“I Can Handle It”


Here is a common scenario (this one is fiction but similar discussions happen regularly):  “My husband may lose his job.  He is so depressed that he can’t do anything around the house or with the kids. The kids must sense something because they are out of control and behaving horribly.  Luckily, we have my job. I don’t want to tell our family or any of my friends. His self-esteem depends on work – he would be so embarrassed. I just have to keep quiet and take care of everything. I can handle it.”  She looks a hundred years old while she is telling this story so anyone might wonder if she can really handle it.
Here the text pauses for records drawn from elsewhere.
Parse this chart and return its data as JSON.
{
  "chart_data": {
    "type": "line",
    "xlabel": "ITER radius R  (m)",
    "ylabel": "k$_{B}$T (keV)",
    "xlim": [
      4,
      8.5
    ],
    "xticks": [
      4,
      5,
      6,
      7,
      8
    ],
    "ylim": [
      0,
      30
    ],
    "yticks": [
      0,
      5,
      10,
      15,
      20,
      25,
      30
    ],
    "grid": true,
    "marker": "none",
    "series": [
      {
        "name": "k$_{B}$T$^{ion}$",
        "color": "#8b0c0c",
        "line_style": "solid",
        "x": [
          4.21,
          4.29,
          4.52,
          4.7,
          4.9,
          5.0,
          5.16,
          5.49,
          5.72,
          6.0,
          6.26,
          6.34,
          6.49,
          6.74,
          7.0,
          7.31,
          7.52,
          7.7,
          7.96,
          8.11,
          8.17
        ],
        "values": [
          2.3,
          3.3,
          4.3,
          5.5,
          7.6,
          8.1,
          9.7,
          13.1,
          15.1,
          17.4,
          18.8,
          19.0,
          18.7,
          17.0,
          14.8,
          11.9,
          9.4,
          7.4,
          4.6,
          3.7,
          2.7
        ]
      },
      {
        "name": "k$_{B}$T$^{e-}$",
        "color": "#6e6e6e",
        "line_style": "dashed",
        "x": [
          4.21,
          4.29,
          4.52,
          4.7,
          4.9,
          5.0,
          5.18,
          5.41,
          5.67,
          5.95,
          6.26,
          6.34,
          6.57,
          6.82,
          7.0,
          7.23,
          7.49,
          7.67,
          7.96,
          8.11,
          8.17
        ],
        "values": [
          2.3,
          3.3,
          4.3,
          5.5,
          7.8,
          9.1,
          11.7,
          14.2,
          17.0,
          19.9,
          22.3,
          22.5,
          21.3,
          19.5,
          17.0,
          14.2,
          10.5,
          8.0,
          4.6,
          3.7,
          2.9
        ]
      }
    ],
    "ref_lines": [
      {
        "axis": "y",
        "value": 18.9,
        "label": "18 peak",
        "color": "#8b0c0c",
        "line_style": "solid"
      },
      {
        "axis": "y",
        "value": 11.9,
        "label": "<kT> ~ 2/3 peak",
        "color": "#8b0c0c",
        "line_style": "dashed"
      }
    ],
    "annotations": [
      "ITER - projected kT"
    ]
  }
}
I’ll bet that when you first hear about someone’s trouble at work, school or in their family, and they finish their story with the phrase, “I can take it”, or “I can handle it,” you think that he or she is being strong and capable. And they are; they probably are competent, responsible, caring and all those other good adult qualities.  “I can handle it” is an affliction of the responsible and competent.

I want you to consider another take on, “I can handle it,” and keep this notion in mind before you applaud the phrase.  I believe that there is often a quality of arrogance in the phrase and in the assumption of responsibility. Wait! Keep reading, don’t get angry at me, yet. “I can handle it” may imply a funny kind of arrogance or conceit; not the loud, showy, grandstanding behavior we generally associate with arrogance.  Still, the definition of arrogance is to “claim or to assume.”  I can handle it says the same thing, “I claim this problem,” or “I am capable of shouldering it alone.”

What’s my point?  I have one. In trying to be responsible, competent, caring adults, many people mistakenly claim problems as their own that they ought to be sharing with others.  Maybe those “others” are family members, trusted friends, professionals, clergy, self-help groups, books, or online support. Sure, you can do it; but is that the wisest choice?